ABSTRACT

Social movement scholars have generally disregarded the study of mobilizations within institutions. Even less well-studied are the effects that such mobilizations provoke. This is precisely the topic that the present chapter investigates. More specifically, the chapter sheds light on the type of institutional response that the recent student mobilizations in England and Italy set in motion locally. While this topic has been relatively widely researched in the US (Arthur, 2011), the same cannot be said about Europe. To date, no study has been carried out on the institutional reaction to student activism within individual universities. How do individual universities react to student mobilizations? What kind of strategies does the university establishment adopt? These are the kind of questions that will be discussed here. As Bosi et al. (2015: 24-25) remind us, ‘one should not only look at what movements do and how they do it, but also to who the targets of the challenges they pose are, what they do, and why’. This chapter aims to assess and compare the counter-strategies that the leadership

of some Italian and English universities adopted in facing the student mobilizations that occurred within them. My contention is that the institutional context is an important factor in explaining the variety and diversity of effects that student mobilizations bring about. From this perspective, the type and nature of university governance strongly shape both the strategies and tactics of the student protesters and the responses of the academic authorities. It is important to point out some of the differences between the two national systems: while Italian universities are still governed by academics, a professional cadre of academic managers today governs English universities (Moscati, 2012).
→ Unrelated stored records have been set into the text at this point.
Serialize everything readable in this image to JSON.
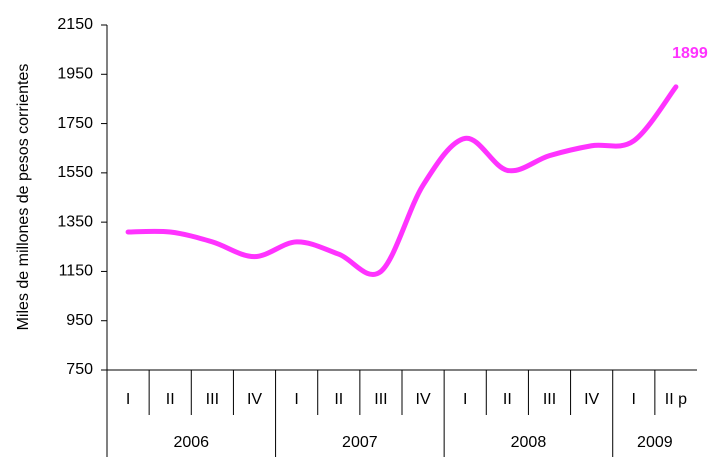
{
  "chart_data": {
    "type": "line",
    "y_label": "Miles de millones de pesos corrientes",
    "groups": [
      {
        "label": "2006",
        "categories": [
          "I",
          "II",
          "III",
          "IV"
        ]
      },
      {
        "label": "2007",
        "categories": [
          "I",
          "II",
          "III",
          "IV"
        ]
      },
      {
        "label": "2008",
        "categories": [
          "I",
          "II",
          "III",
          "IV"
        ]
      },
      {
        "label": "2009",
        "categories": [
          "I",
          "II p"
        ]
      }
    ],
    "values": [
      1310,
      1310,
      1270,
      1210,
      1270,
      1220,
      1150,
      1500,
      1690,
      1560,
      1620,
      1660,
      1680,
      1899
    ],
    "value_labels": [
      null,
      null,
      null,
      null,
      null,
      null,
      null,
      null,
      null,
      null,
      null,
      null,
      null,
      "1899"
    ],
    "color": "#ff33ff",
    "ylim": [
      750,
      2150
    ],
    "yticks": [
      750,
      950,
      1150,
      1350,
      1550,
      1750,
      1950,
      2150
    ]
  }
}
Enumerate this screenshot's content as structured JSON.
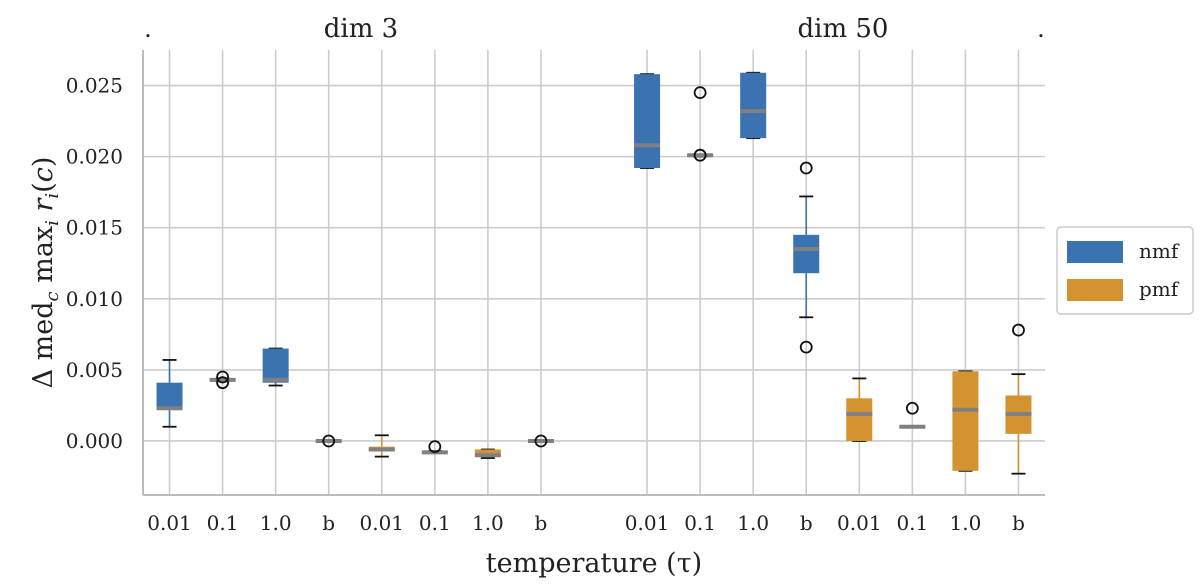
{
  "chart_data": {
    "type": "box",
    "panels": [
      {
        "title": "dim 3",
        "categories": [
          "0.01",
          "0.1",
          "1.0",
          "b",
          "0.01",
          "0.1",
          "1.0",
          "b"
        ],
        "boxes": [
          {
            "series": "nmf",
            "q1": 0.0022,
            "median": 0.0023,
            "q3": 0.0041,
            "whisker_low": 0.001,
            "whisker_high": 0.0057,
            "outliers": []
          },
          {
            "series": "nmf",
            "q1": 0.0042,
            "median": 0.0043,
            "q3": 0.0044,
            "whisker_low": 0.0042,
            "whisker_high": 0.0044,
            "outliers": [
              0.0041,
              0.0045
            ]
          },
          {
            "series": "nmf",
            "q1": 0.0041,
            "median": 0.0043,
            "q3": 0.0065,
            "whisker_low": 0.0039,
            "whisker_high": 0.0065,
            "outliers": []
          },
          {
            "series": "nmf",
            "q1": 0.0,
            "median": 0.0,
            "q3": 0.0,
            "whisker_low": 0.0,
            "whisker_high": 0.0,
            "outliers": [
              0.0
            ]
          },
          {
            "series": "pmf",
            "q1": -0.0007,
            "median": -0.0006,
            "q3": -0.0004,
            "whisker_low": -0.0011,
            "whisker_high": 0.0004,
            "outliers": []
          },
          {
            "series": "pmf",
            "q1": -0.0008,
            "median": -0.0008,
            "q3": -0.0007,
            "whisker_low": -0.0008,
            "whisker_high": -0.0007,
            "outliers": [
              -0.0004
            ]
          },
          {
            "series": "pmf",
            "q1": -0.0011,
            "median": -0.001,
            "q3": -0.0006,
            "whisker_low": -0.0012,
            "whisker_high": -0.0006,
            "outliers": []
          },
          {
            "series": "pmf",
            "q1": 0.0,
            "median": 0.0,
            "q3": 0.0,
            "whisker_low": 0.0,
            "whisker_high": 0.0,
            "outliers": [
              0.0
            ]
          }
        ]
      },
      {
        "title": "dim 50",
        "categories": [
          "0.01",
          "0.1",
          "1.0",
          "b",
          "0.01",
          "0.1",
          "1.0",
          "b"
        ],
        "boxes": [
          {
            "series": "nmf",
            "q1": 0.0192,
            "median": 0.0208,
            "q3": 0.0258,
            "whisker_low": 0.0192,
            "whisker_high": 0.0258,
            "outliers": []
          },
          {
            "series": "nmf",
            "q1": 0.02,
            "median": 0.0201,
            "q3": 0.0201,
            "whisker_low": 0.02,
            "whisker_high": 0.0201,
            "outliers": [
              0.0245,
              0.0201
            ]
          },
          {
            "series": "nmf",
            "q1": 0.0213,
            "median": 0.0232,
            "q3": 0.0259,
            "whisker_low": 0.0213,
            "whisker_high": 0.0259,
            "outliers": []
          },
          {
            "series": "nmf",
            "q1": 0.0118,
            "median": 0.0135,
            "q3": 0.0145,
            "whisker_low": 0.0087,
            "whisker_high": 0.0172,
            "outliers": [
              0.0192,
              0.0066
            ]
          },
          {
            "series": "pmf",
            "q1": 0.0,
            "median": 0.0019,
            "q3": 0.003,
            "whisker_low": 0.0,
            "whisker_high": 0.0044,
            "outliers": []
          },
          {
            "series": "pmf",
            "q1": 0.001,
            "median": 0.001,
            "q3": 0.001,
            "whisker_low": 0.001,
            "whisker_high": 0.001,
            "outliers": [
              0.0023
            ]
          },
          {
            "series": "pmf",
            "q1": -0.0021,
            "median": 0.0022,
            "q3": 0.0049,
            "whisker_low": -0.0021,
            "whisker_high": 0.0049,
            "outliers": []
          },
          {
            "series": "pmf",
            "q1": 0.0005,
            "median": 0.0019,
            "q3": 0.0032,
            "whisker_low": -0.0023,
            "whisker_high": 0.0047,
            "outliers": [
              0.0078
            ]
          }
        ]
      }
    ],
    "ylabel": "Δ med_c max_i r_i(c)",
    "xlabel": "temperature (τ)",
    "yticks": [
      "0.000",
      "0.005",
      "0.010",
      "0.015",
      "0.020",
      "0.025"
    ],
    "ylim": [
      -0.0038,
      0.0275
    ],
    "legend": {
      "position": "right",
      "entries": [
        "nmf",
        "pmf"
      ]
    },
    "colors": {
      "nmf": "#3b72b0",
      "pmf": "#d39331",
      "median": "#808080",
      "grid": "#cccccc",
      "axis": "#bcbcbc"
    },
    "grid": true,
    "corner_marks": [
      ".",
      "."
    ]
  }
}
My hypothesis is that type of leadership makes a difference in terms of institu-

tional response. That is to say, academic leaders tend to be more interested in restoring the conditions ensuring a good environment for teaching and research than challenging student protesters on their terrain. This leads such leaders to be more eager to negotiate and compromise with internal challengers. By contrast, academic managers, whose principal objective is to make their universities highly

competitive within the market of higher education, are generally more concerned about neutralizing potential challengers, who might damage the reputation and functioning of the university. In dealing with student mobilizations, then, academic managers are more likely to be confrontational and repressive than academics. Building on this first understanding of the differences between the English and Italian systems, the research questions that I will attempt to answer in the present chapter are the following: were there any differences in terms of institutional response between Italian and English universities when they were faced with student mobilizations? If there were, how can such differences be explained?